While the legal standards under the ESA compel me to list the polar bear as threatened, I want to make clear that this listing will not stop global climate changes . . . That is why I am taking administrative and regulatory action to make certain the ESA isn’t abused to make global warming policies.

The press release further made it very clear that this listing would not be used to prevent the exploitation of oil reserves in the arctic. This is clearly a miss on protecting the environment and on forward thinking on climate change. Unfortunately nothing better could have been expected from the current administration.

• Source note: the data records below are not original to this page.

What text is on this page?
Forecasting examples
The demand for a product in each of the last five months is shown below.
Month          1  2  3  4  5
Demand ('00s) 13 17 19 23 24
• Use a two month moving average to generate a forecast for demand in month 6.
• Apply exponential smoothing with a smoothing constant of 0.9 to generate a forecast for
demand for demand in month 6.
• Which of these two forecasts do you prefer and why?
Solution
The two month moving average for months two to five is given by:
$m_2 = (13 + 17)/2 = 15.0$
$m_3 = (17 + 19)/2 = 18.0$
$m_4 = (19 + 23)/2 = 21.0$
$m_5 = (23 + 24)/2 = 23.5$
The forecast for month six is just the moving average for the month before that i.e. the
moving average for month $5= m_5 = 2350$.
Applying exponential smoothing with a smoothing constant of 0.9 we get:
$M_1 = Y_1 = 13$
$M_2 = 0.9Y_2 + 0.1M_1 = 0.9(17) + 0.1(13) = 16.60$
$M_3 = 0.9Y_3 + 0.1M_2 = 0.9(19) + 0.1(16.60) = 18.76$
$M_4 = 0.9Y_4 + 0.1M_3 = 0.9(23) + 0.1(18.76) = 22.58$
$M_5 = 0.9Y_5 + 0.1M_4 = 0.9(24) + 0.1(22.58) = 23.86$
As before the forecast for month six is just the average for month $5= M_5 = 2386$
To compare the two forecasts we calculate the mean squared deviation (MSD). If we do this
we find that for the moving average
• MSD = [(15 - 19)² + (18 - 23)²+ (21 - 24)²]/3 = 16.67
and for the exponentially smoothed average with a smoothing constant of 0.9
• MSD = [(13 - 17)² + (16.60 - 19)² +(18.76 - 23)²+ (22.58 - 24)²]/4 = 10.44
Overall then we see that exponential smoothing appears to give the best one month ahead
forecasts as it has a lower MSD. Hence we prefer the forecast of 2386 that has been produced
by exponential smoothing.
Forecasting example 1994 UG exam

Once I have had a chance to read the actual proposal, I hope to provide more detail.  In the meantime the NRDC has some good information (click here).

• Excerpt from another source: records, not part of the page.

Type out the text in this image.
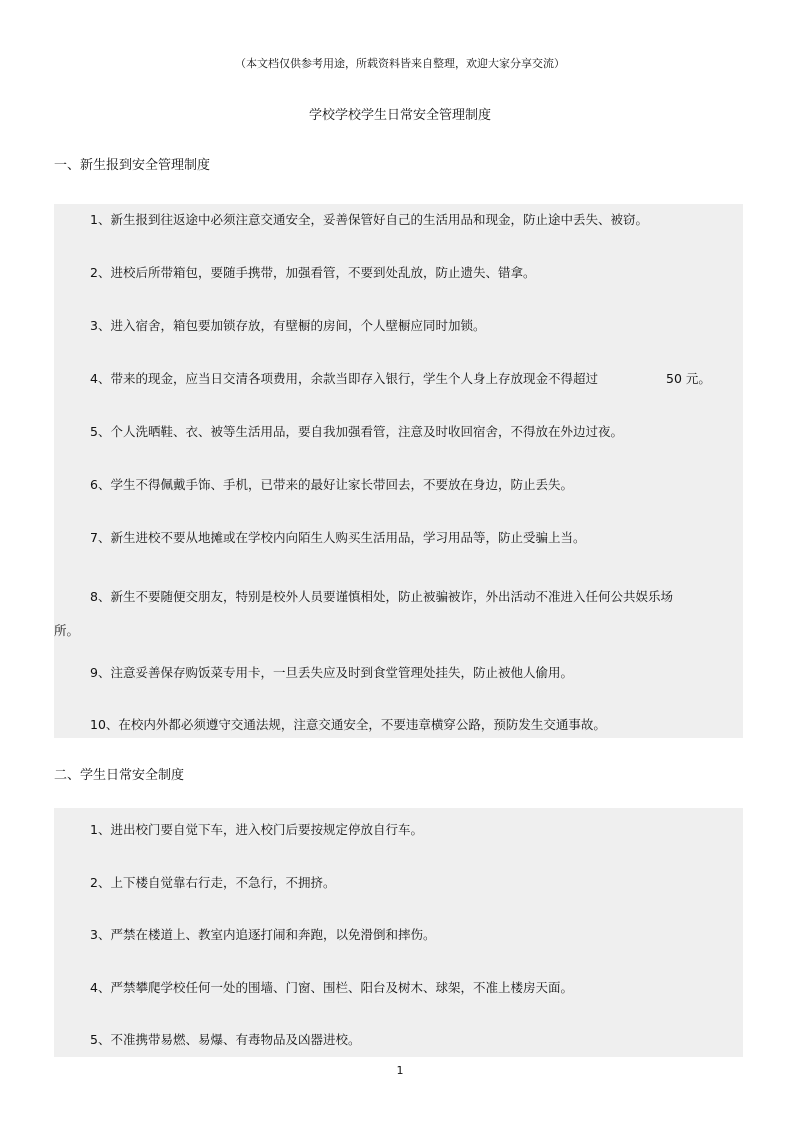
（本文档仅供参考用途，所载资料皆来自整理，欢迎大家分享交流）
学校学校学生日常安全管理制度
一、新生报到安全管理制度
1、新生报到往返途中必须注意交通安全，妥善保管好自己的生活用品和现金，防止途中丢失、被窃。
2、进校后所带箱包，要随手携带，加强看管，不要到处乱放，防止遗失、错拿。
3、进入宿舍，箱包要加锁存放，有壁橱的房间，个人壁橱应同时加锁。
4、带来的现金，应当日交清各项费用，余款当即存入银行，学生个人身上存放现金不得超过	50 元。
5、个人洗晒鞋、衣、被等生活用品，要自我加强看管，注意及时收回宿舍，不得放在外边过夜。
6、学生不得佩戴手饰、手机，已带来的最好让家长带回去，不要放在身边，防止丢失。
7、新生进校不要从地摊或在学校内向陌生人购买生活用品，学习用品等，防止受骗上当。
8、新生不要随便交朋友，特别是校外人员要谨慎相处，防止被骗被诈，外出活动不准进入任何公共娱乐场所。
9、注意妥善保存购饭菜专用卡，一旦丢失应及时到食堂管理处挂失，防止被他人偷用。
10、在校内外都必须遵守交通法规，注意交通安全，不要违章横穿公路，预防发生交通事故。
二、学生日常安全制度
1、进出校门要自觉下车，进入校门后要按规定停放自行车。
2、上下楼自觉靠右行走，不急行，不拥挤。
3、严禁在楼道上、教室内追逐打闹和奔跑，以免滑倒和摔伤。
4、严禁攀爬学校任何一处的围墙、门窗、围栏、阳台及树木、球架，不准上楼房天面。
5、不准携带易燃、易爆、有毒物品及凶器进校。
1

New Jersey speaks for the Red Knot

Written by Mike Pisauro on March 18th, 2008 in Endangered Species | 1 Comment »

Yesterday, the New Jersey Senate passed unanimously S1331 which would put in place a moratorium on the harvesting of horseshoe crabs.  The Assembly previously passed A2260.  Now, it is up to the Governor to sign the bill into law.

As noted in my previous entry , horseshoe crab eggs are vital to the survival of the red knot as well as other shorebirds.  The red knot, without protection, is expected to become extinct by 2010.  It is with great hope that this moratorium on the red knots’ food will reverse the path towards extinction. 

That the red knot is on the road to extinction and that the New Jersey legislature had to enact a ban is a very sad commentary.  It is a sad commentary because current law was not enough to protect the red knot and that some on the Marine Fisheries Council decided to act in short sighted self interest instead of following the science and ultimately in their own long term interest.

That a ban was necessary is a sad because the red knot is listed as threatened under New Jersey’s Endangered and Nongame Species Conservation Act.  It is also listed under the United States Migratory Bird Treaty Act.  Under both laws it is unlawful to “take” a listed species.  The definition of ‘take’ is very broad.  Under the Migratory Bird Treaty Act, “it shall be unlawful at any time, by any means or in any manner, to pursue, hunt, take, capture, kill, attempt to take, capture or kill,” a listed species.  One would think this was enough to protect these birds, but it is not.  One would think that protecting the food source for an endangered species would be a paramount protection under these acts, but apparently it is not.

As the protections that were in place are not enough, the moratorium had to be pursued.   Thankfully the sponsors of the bills and the environmental advocates moved quickly and courageously to see that red knot would not be another victim of short sighted policies.